¿Por qué persiste la guerra en Somalia?

El tráfico de armas, la piratería en las costas del país, las intensas sequías, las hambrunas, el desplazamiento forzado de los habitantes, los ataques de grupos terroristas como Al Shabab, también aumentan el conflicto.

La capital de Somalia, Mogadiscio, es considerada una de las ciudades más peligrosas del mundo. Hace más de 20 años era conocida como “la perla blanca del Índico” porque figuraba por sus paredes blancas y su majestuosa arquitectura.

Sin embargo, la realidad de este país ubicado en el Cuerno de África es otra. El hambre, la pobreza y una guerra sin fin iniciada en la década de los 90 ha diezmado miles de vidas.

En 1991, la dictadura de Mohamed Siad Barre fue derrocada y desde entonces el pueblo somalí quedó atrapado en un conflicto interno interminable.

 ¿Por qué persiste la guerra?

Analistas sostienen que numerosos elementos han provocado un escenario ideal para que la guerra en el país africano persista. En primer lugar, no hay un poder centralizado, por tanto, varias de sus regiones se autoproclamaron independientes.

Esto ha provocado “la expansión de los señores de la guerra en el territorio, así como la presencia de milicias locales y de mercenarios occidentales, hacen que el país cuente con todos los epítetos que definen a un Estado fallido”, explica Isabel Alonso en El Orden Mundial.

El tráfico de armas, la piratería en las costas del país, las intensas sequías, las hambrunas, el desplazamiento forzado de los habitantes, los ataques de grupos terroristas como Al Shabab, son otros elementos que alimentan el conflicto.

Somalia fue colonia de Reino Unido, Francia e Italia. El territorio se repartió entre ellas, dividió a la población, así como fomentó la segregación y jerarquización en clanes y subclanes, explica Alonso.

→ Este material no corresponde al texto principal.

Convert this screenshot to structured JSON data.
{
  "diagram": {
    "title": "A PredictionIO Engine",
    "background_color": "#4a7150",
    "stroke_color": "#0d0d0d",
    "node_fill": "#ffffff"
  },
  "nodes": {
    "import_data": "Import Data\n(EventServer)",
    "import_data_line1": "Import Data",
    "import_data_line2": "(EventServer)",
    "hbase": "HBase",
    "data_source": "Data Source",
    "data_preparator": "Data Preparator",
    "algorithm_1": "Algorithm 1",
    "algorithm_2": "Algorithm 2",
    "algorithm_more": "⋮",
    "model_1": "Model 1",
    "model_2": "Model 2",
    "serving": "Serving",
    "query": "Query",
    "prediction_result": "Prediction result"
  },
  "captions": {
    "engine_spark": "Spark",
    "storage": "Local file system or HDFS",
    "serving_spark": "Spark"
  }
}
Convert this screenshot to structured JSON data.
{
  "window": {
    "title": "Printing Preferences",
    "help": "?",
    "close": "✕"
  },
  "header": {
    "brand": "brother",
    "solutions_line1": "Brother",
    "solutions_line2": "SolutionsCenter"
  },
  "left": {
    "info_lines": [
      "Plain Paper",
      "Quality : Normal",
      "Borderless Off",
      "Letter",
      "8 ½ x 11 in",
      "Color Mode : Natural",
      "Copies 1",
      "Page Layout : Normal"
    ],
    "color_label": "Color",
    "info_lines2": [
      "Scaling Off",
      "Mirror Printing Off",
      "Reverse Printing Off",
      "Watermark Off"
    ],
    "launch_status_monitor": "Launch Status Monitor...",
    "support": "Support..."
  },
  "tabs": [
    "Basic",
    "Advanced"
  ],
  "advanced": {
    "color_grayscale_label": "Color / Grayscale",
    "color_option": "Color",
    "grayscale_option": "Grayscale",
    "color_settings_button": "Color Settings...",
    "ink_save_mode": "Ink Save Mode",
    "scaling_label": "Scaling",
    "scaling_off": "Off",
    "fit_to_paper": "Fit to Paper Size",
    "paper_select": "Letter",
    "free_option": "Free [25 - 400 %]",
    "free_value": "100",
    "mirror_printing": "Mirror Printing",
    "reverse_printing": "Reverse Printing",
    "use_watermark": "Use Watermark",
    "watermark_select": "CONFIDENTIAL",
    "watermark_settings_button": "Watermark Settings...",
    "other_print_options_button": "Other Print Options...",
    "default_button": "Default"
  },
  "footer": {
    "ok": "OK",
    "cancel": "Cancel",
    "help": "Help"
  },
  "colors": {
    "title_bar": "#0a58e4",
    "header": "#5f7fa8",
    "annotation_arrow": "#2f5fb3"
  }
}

De esta manera, surgieron grupos que buscaban hacerse del control territorial a través de la violencia que ha provocado una crisis en el país. Entre 1992 y 1995 se mantuvo en dos fases la Operación de las Naciones Unidas en Somalia (Unosom, por su sigla en inglés).

Los objetivos principales de la misión se enfocaron en “La Responsabilidad de Proteger” tal y como lo establece el Capítulo VII de la Carta de las Naciones Unidas, sin embargo, no se cumplió. La ayuda humanitaria destinada a los miles de somalíes que se encontraban en medio de la guerra y padeciendo una hambruna tampoco fue eficaz ni se logró un alto al fuego.

En el año 2000 se estableció la Unión de Cortes Islámicas (UCI), dividida entre moderados y radicales. Ambos buscaban restaurar “el orden” en Somalia y esto agudizó aún más la crisis.

El papel de EE.UU. en la guerra de Somalia

El presidente de los Estados Unidos de ese entonces, George Bush, respondió a la resolución 794 (1992) del Consejo de Seguridad para asumir la operación “Devolver la Esperanza” en Somalia.

En los últimos años, Washington ha aumentado sus operaciones en el país africano bajo el pretexto de acabar con los grupos armados, pero en sus operaciones la población civil ha sido víctima de los ataques por parte del ejército norteamericano.

En septiembre de 2016, el Ejército estadounidense asesinó “por error” a 22 soldados del Ejército somalí.